Reducing the pace of its bond purchases to US$55 billion a month, the FOMC also did away with its 6.5 per cent unemployment rate as a target to maintain record low borrowing costs.
"There is sufficient underlying strength in the broader economy to support ongoing improvement in labour market conditions," the FOMC said in a statement released at the end of their two-day meeting. "With the unemployment rate nearing 6-1/2 per cent, the Committee has updated its forward guidance."
FOMC members forecast the unemployment rate will decline to be 6.1 per cent to 6.3 per cent in the fourth quarter of 2014, before sliding to 5.6 per cent to 5.9 per cent at the end of 2015, lower than the previous estimates.
"If incoming information broadly supports the Committee's expectation of ongoing improvement in labor market conditions and inflation moving back toward its longer-run objective, the Committee will likely reduce the pace of asset purchases in further measured steps at future meetings," the Fed said. "A highly accommodative stance of monetary policy remains appropriate."
Wall Street declined after the statement. In afternoon trading in New York, the Dow Jones Industrial Average fell 0.24 per cent, the Standard & Poor's 500 Index dropped 0.46 per cent, while the Nasdaq Composite Index slid 0.41 per cent.

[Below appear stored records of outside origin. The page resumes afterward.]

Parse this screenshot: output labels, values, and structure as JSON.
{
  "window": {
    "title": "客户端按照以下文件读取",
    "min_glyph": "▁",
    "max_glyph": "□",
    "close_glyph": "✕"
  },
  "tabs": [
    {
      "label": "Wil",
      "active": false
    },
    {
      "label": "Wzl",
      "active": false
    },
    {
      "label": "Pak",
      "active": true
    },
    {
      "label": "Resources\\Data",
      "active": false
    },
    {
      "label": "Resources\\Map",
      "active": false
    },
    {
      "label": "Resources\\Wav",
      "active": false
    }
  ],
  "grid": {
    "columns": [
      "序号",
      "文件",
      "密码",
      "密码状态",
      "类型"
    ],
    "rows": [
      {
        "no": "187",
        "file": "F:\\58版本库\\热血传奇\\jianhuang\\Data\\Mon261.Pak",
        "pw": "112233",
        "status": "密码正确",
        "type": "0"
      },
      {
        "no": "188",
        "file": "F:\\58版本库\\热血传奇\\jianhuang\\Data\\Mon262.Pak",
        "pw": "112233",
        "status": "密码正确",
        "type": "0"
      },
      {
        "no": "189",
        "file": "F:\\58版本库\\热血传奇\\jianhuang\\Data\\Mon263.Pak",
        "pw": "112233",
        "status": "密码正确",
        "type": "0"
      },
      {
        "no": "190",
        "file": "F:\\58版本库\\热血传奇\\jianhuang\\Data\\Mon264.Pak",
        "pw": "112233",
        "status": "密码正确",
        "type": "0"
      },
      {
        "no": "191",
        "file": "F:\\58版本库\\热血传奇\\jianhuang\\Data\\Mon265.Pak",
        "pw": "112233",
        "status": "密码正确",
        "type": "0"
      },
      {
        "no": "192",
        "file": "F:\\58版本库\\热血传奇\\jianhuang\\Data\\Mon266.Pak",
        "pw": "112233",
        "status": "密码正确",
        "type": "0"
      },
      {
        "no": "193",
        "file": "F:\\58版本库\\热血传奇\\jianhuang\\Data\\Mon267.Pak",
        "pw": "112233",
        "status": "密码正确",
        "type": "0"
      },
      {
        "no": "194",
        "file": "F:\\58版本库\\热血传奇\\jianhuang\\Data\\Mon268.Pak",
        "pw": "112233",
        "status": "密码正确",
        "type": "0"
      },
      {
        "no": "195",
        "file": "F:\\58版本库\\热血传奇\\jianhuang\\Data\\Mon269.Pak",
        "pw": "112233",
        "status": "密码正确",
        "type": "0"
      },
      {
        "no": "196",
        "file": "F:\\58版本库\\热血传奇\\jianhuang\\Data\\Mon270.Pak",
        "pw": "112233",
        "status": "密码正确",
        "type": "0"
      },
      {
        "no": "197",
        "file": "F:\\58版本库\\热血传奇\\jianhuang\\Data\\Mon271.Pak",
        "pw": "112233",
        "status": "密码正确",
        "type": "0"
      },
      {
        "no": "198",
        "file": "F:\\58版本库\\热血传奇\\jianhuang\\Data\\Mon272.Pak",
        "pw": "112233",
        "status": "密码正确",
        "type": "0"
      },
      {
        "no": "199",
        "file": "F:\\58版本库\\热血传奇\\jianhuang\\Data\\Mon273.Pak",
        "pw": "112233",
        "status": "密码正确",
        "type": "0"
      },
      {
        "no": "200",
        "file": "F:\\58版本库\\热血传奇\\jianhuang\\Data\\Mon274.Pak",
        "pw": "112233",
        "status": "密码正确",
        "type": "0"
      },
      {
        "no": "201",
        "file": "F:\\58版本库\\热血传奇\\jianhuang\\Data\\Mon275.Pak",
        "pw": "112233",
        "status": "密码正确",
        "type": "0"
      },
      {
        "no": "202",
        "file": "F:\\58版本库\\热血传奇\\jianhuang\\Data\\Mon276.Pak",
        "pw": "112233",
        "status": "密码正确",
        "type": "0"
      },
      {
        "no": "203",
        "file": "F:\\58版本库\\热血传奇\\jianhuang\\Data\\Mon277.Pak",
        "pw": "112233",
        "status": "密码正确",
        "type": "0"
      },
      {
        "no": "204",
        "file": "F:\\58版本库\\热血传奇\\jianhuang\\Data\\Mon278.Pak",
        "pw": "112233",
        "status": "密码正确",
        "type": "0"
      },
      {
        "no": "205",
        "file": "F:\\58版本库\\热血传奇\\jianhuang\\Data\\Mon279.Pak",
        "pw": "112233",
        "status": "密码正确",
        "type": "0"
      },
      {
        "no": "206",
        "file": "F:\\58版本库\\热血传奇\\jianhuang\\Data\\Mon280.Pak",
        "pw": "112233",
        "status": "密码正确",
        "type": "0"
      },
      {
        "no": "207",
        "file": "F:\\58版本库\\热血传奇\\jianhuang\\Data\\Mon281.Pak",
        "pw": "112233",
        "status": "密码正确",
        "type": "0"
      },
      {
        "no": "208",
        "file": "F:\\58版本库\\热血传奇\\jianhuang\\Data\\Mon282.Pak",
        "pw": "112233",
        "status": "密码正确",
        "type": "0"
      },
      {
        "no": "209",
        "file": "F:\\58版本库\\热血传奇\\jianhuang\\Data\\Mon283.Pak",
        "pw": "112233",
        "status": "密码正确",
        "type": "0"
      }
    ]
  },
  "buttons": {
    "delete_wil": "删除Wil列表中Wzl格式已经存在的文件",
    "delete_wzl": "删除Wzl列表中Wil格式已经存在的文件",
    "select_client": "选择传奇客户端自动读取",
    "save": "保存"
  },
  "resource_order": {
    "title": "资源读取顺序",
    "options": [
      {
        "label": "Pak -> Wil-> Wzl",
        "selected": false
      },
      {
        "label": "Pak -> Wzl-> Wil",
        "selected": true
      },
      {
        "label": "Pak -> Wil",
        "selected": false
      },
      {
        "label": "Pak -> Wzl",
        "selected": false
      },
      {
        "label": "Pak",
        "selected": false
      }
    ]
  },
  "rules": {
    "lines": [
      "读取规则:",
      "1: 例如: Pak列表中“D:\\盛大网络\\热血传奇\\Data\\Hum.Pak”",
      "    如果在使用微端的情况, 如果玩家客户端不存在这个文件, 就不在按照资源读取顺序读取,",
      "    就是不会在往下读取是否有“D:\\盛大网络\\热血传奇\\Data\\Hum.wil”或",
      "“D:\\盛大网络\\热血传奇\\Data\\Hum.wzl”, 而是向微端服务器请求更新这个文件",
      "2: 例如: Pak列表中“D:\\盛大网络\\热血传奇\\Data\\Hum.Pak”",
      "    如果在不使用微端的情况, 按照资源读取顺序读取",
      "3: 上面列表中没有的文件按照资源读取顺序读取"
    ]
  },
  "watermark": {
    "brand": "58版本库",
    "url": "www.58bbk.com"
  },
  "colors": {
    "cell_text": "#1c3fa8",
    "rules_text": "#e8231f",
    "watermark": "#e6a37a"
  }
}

The Fed's view that the US economic recovery is progressing well is a double-edged sword. It is generally good news for corporate profits, and therefore equities, but the resulting decrease in monetary stimulus is less appealing.
Fed officials forecast their benchmark interest rate will be 1 per cent at the end of 2015 and 2.25 per cent a year later, up from previous predictions.
That pushed US Treasuries lower.
"We are closer to the end of a stable-rate environment - you have to adapt to the signal the change is coming," William Larkin, a money manager at Cabot Money Management in Salem, Massachusetts, told Bloomberg News.
In Europe, the Stoxx 600 Index ended the day with a 0.1 per cent decline from the previous close, as did France's CAC 40. The UK's FTSE 100 fell 0.5 per cent.
Germany's DAX bucked the trend, adding 0.4 per cent. Shares of BMW climbed, closing 7 per cent higher, after the German car maker predicted new models will boost sales.